Strife is Justice

When we think about nature, we often imagine balance, ecosystems in harmony, waves rising and falling with rhythm, the shore holding steady against the sea. But Steve Mentz reminds us that this vision of stability doesn’t hold up when we actually pay attention to a massive part of nature, the ocean. In A Poetics of Planetary Water, he borrows Adam Nicolson’s phrase, “strife is justice,” to describe how ecological systems thrive through tension, conflict, and constant change (Mentz, Poetics of Planetary Water, p. 151). The ocean teaches us that instability, not balance, is the true condition of life, and that lesson changes how we think about both ecology and ourselves.

We see this truth played out every day on the shoreline. The waves erase footprints as fast as they are made. Hurricanes reshape beaches in a matter of hours. The “justice” of the beach isn’t a peaceful balance, but an endless battle between land and water, constantly moving and never settled. As Mentz explains, Nicolson’s tide pools reveal a Heraclitean vision of the world: “Nothing is stable, and yet everything coheres” (Mentz, Poetics of Planetary Water, p. 151). In other words, order doesn’t emerge despite strife; it appears through it.

This idea challenges the comforting “green” ecological ideal of sustainability, where everything is in harmony. Instead, the ocean tells a harsher but more honest story. Systems survive by adapting to disruption. Coherence comes only in temporary, fragile forms, like sandbars that will one day be washed away.

That vision can be unsettling, but it’s also liberating. If strife is justice, then change isn’t failure; it’s the rule of life. The ocean doesn’t offer us peace or permanence. It offers us dynamism. To live with water is to accept instability as our ground, or better yet, our current. And maybe the most human thing we can do is learn how to float.

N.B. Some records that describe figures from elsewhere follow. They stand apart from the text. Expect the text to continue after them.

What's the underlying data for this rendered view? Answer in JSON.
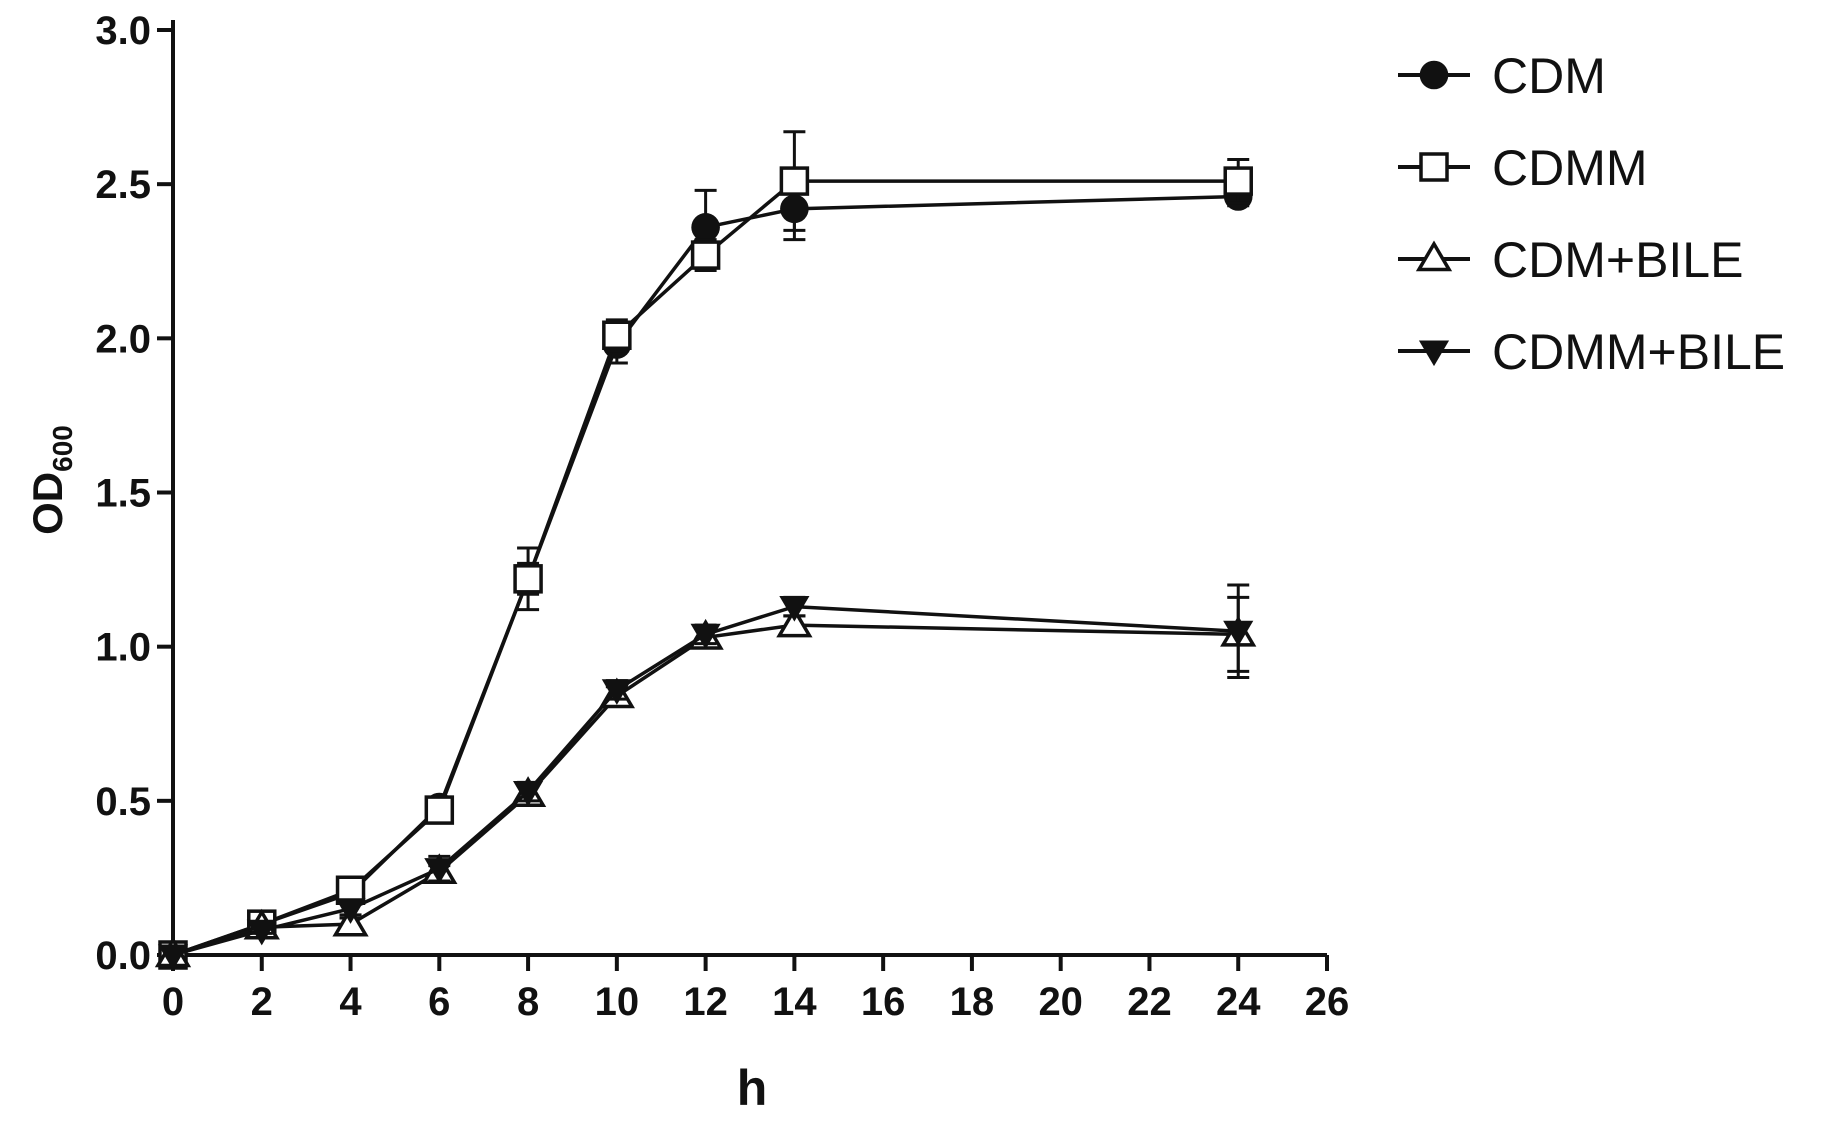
{
  "chart_data": {
    "type": "line",
    "xlabel": "h",
    "ylabel": "OD",
    "ylabel_subscript": "600",
    "xlim": [
      0,
      26
    ],
    "ylim": [
      0,
      3.0
    ],
    "x_ticks": [
      0,
      2,
      4,
      6,
      8,
      10,
      12,
      14,
      16,
      18,
      20,
      22,
      24,
      26
    ],
    "x_tick_labels": [
      "0",
      "2",
      "4",
      "6",
      "8",
      "10",
      "12",
      "14",
      "16",
      "18",
      "20",
      "22",
      "24",
      "26"
    ],
    "y_ticks": [
      0,
      0.5,
      1.0,
      1.5,
      2.0,
      2.5,
      3.0
    ],
    "y_tick_labels": [
      "0.0",
      "0.5",
      "1.0",
      "1.5",
      "2.0",
      "2.5",
      "3.0"
    ],
    "grid": false,
    "legend_position": "top-right",
    "x": [
      0,
      2,
      4,
      6,
      8,
      10,
      12,
      14,
      24
    ],
    "series": [
      {
        "name": "CDM",
        "marker": "filled-circle",
        "values": [
          0,
          0.1,
          0.2,
          0.48,
          1.22,
          1.98,
          2.36,
          2.42,
          2.46
        ],
        "errors": [
          0,
          0.02,
          0.02,
          0.03,
          0.1,
          0.06,
          0.12,
          0.1,
          0.03
        ]
      },
      {
        "name": "CDMM",
        "marker": "open-square",
        "values": [
          0,
          0.1,
          0.21,
          0.47,
          1.22,
          2.01,
          2.27,
          2.51,
          2.51
        ],
        "errors": [
          0,
          0.02,
          0.02,
          0.03,
          0.05,
          0.05,
          0.05,
          0.16,
          0.07
        ]
      },
      {
        "name": "CDM+BILE",
        "marker": "open-triangle-up",
        "values": [
          0,
          0.09,
          0.1,
          0.27,
          0.52,
          0.84,
          1.03,
          1.07,
          1.04
        ],
        "errors": [
          0,
          0.01,
          0.02,
          0.02,
          0.03,
          0.03,
          0.03,
          0.03,
          0.12
        ]
      },
      {
        "name": "CDMM+BILE",
        "marker": "filled-triangle-down",
        "values": [
          0,
          0.08,
          0.15,
          0.28,
          0.53,
          0.86,
          1.04,
          1.13,
          1.05
        ],
        "errors": [
          0,
          0.01,
          0.02,
          0.04,
          0.03,
          0.03,
          0.03,
          0.03,
          0.15
        ]
      }
    ],
    "colors": {
      "line": "#111111",
      "marker_fill": "#111111",
      "open_fill": "#ffffff"
    }
  }
}
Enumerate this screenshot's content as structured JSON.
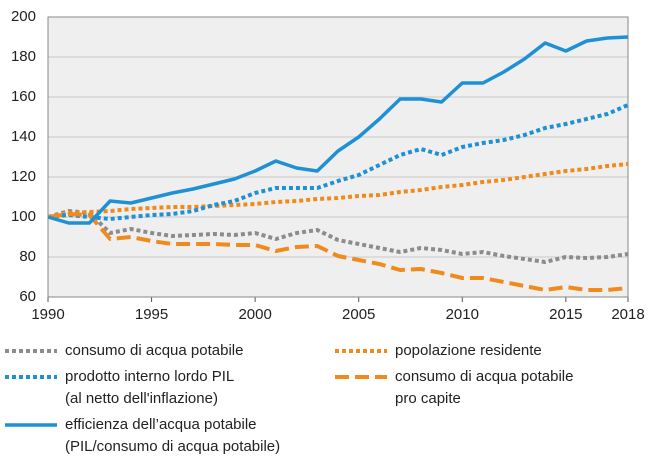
{
  "chart_data": {
    "type": "line",
    "x": [
      1990,
      1991,
      1992,
      1993,
      1994,
      1995,
      1996,
      1997,
      1998,
      1999,
      2000,
      2001,
      2002,
      2003,
      2004,
      2005,
      2006,
      2007,
      2008,
      2009,
      2010,
      2011,
      2012,
      2013,
      2014,
      2015,
      2016,
      2017,
      2018
    ],
    "xlim": [
      1990,
      2018
    ],
    "xticks": [
      1990,
      1995,
      2000,
      2005,
      2010,
      2015,
      2018
    ],
    "ylim": [
      60,
      200
    ],
    "yticks": [
      60,
      80,
      100,
      120,
      140,
      160,
      180,
      200
    ],
    "grid": true,
    "legend": "bottom",
    "series": [
      {
        "name": "consumo di acqua potabile",
        "color": "#8c8c8c",
        "style": "dotted",
        "values": [
          100,
          103,
          102,
          92,
          94,
          92,
          90.5,
          91,
          91.5,
          91,
          92,
          89,
          92,
          93.5,
          88.5,
          86.5,
          84.5,
          82.5,
          84.5,
          83.5,
          81.5,
          82.5,
          80.5,
          79,
          77.5,
          80,
          79.5,
          80,
          81.5
        ]
      },
      {
        "name": "popolazione residente",
        "color": "#f08a1c",
        "style": "dotted",
        "values": [
          100,
          102,
          102.5,
          103,
          104,
          104.5,
          105,
          105,
          105.5,
          106,
          106.5,
          107.5,
          108,
          109,
          109.5,
          110.5,
          111,
          112.5,
          113.5,
          115,
          116,
          117.5,
          118.5,
          120,
          121.5,
          123,
          124,
          125.5,
          126.5
        ]
      },
      {
        "name": "prodotto interno lordo PIL\n(al netto dell'inflazione)",
        "color": "#1e90d6",
        "style": "dotted",
        "values": [
          100,
          101,
          100,
          99,
          100,
          101,
          101.5,
          103,
          106,
          108,
          112,
          114.5,
          114.5,
          114.5,
          118,
          121,
          126,
          131,
          134,
          131,
          135,
          137,
          138.5,
          141,
          144.5,
          146.5,
          149,
          151.5,
          156
        ]
      },
      {
        "name": "consumo di acqua potabile\npro capite",
        "color": "#f08a1c",
        "style": "dashed",
        "values": [
          100,
          101.5,
          101,
          89,
          90,
          88,
          86.5,
          86.5,
          86.5,
          86,
          86,
          83,
          85,
          85.5,
          80.5,
          78.5,
          76.5,
          73.5,
          74,
          72,
          69.5,
          69.5,
          67.5,
          65.5,
          63.5,
          65,
          63.5,
          63.5,
          64.5
        ]
      },
      {
        "name": "efficienza dell’acqua potabile\n(PIL/consumo di acqua potabile)",
        "color": "#1e90d6",
        "style": "solid",
        "values": [
          100,
          97,
          97,
          108,
          107,
          109.5,
          112,
          114,
          116.5,
          119,
          123,
          128,
          124.5,
          123,
          133,
          140,
          149,
          159,
          159,
          157.5,
          167,
          167,
          172.5,
          179,
          187,
          183,
          188,
          189.5,
          190
        ]
      }
    ]
  }
}
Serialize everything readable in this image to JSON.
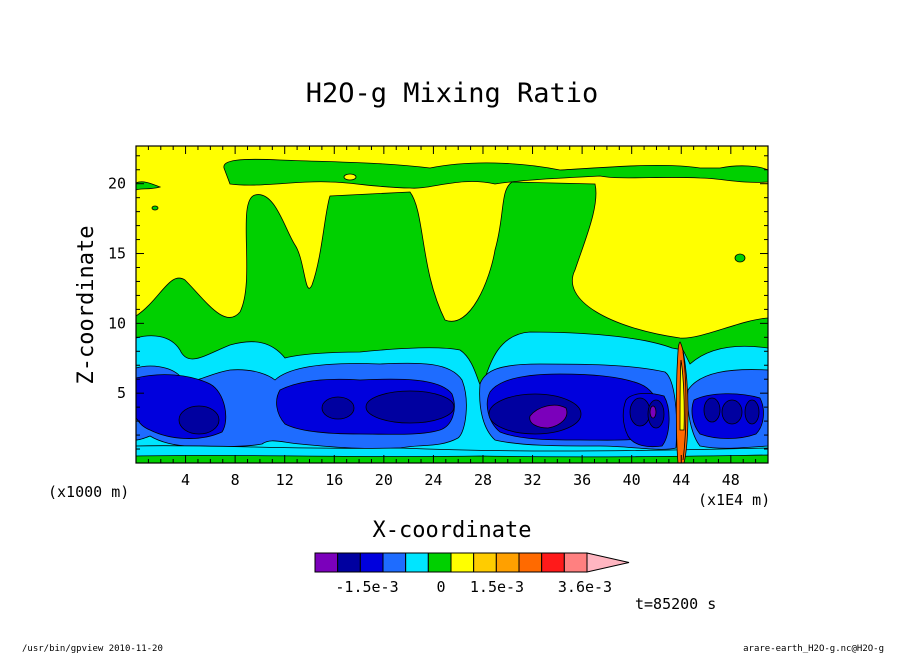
{
  "chart_data": {
    "type": "heatmap",
    "title": "H2O-g Mixing Ratio",
    "xlabel": "X-coordinate",
    "ylabel": "Z-coordinate",
    "x_unit_left": "(x1000 m)",
    "x_unit_right": "(x1E4 m)",
    "xticks": [
      "4",
      "8",
      "12",
      "16",
      "20",
      "24",
      "28",
      "32",
      "36",
      "40",
      "44",
      "48"
    ],
    "yticks": [
      "5",
      "10",
      "15",
      "20"
    ],
    "xlim": [
      0,
      51
    ],
    "ylim": [
      0,
      22.7
    ],
    "colorbar": {
      "colors": [
        "#7b00bb",
        "#0000a0",
        "#0000dd",
        "#1e6cff",
        "#00e5ff",
        "#00d000",
        "#ffff00",
        "#ffcc00",
        "#ffa000",
        "#ff6a00",
        "#ff1a1a",
        "#ff8080",
        "#ffb6c1"
      ],
      "labels": [
        "-1.5e-3",
        "0",
        "1.5e-3",
        "3.6e-3"
      ]
    },
    "time_label": "t=85200 s"
  },
  "footer": {
    "left": "/usr/bin/gpview   2010-11-20",
    "right": "arare-earth_H2O-g.nc@H2O-g"
  }
}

3 thoughts on “Strife is Justice

  1. Great post, as you ground your interpretation and argument in the text. You write, “This idea challenges the comforting “green” ecological ideal of sustainability, where everything is in harmony. Instead, the ocean tells a harsher but more honest story. Systems survive by adapting to disruption. Coherence comes only in temporary, fragile forms, like sandbars that will one day be washed away.” This is the kernel of a larger essay/discovery, which I hope you will continue to explore. Good work!

  2. Hi Omar, you had so many amazing points! Something that stuck out to me was ‘change isn’t failure’. Part of our society is valuing permanence/believing in it. When some things in our lives become unstable it is easy to turn the narrative onto ourselves, that we caused it to happen by some fault of our own & that it is unnatural. Looking to the ocean and seeing instability in its most natural form definitely serves as a way to rethink and re-approach our own lives, not as a failure when things change, but as natural. Thank you for sharing!

  3. Hola Omar, I have to say that was beautifully written and well said. You have these punctual statements in your paragraphs that really pack a punch and allow the reader to pause and think. It’s a true gift, and it’s done in such an organic and humanizing way that it doesn’t come off as preachy or pretentious. You really said it best, “all we can do is learn how to float.” Put, if the world is ever changing, then so shall we and our ways of thinking and embracing that change, even if failure is looming in the back of one’s mind. Just like Mentz’s version of the open ocean, we should be the unwavering vessel that’s there to explore wherever the sea may take us. Great post!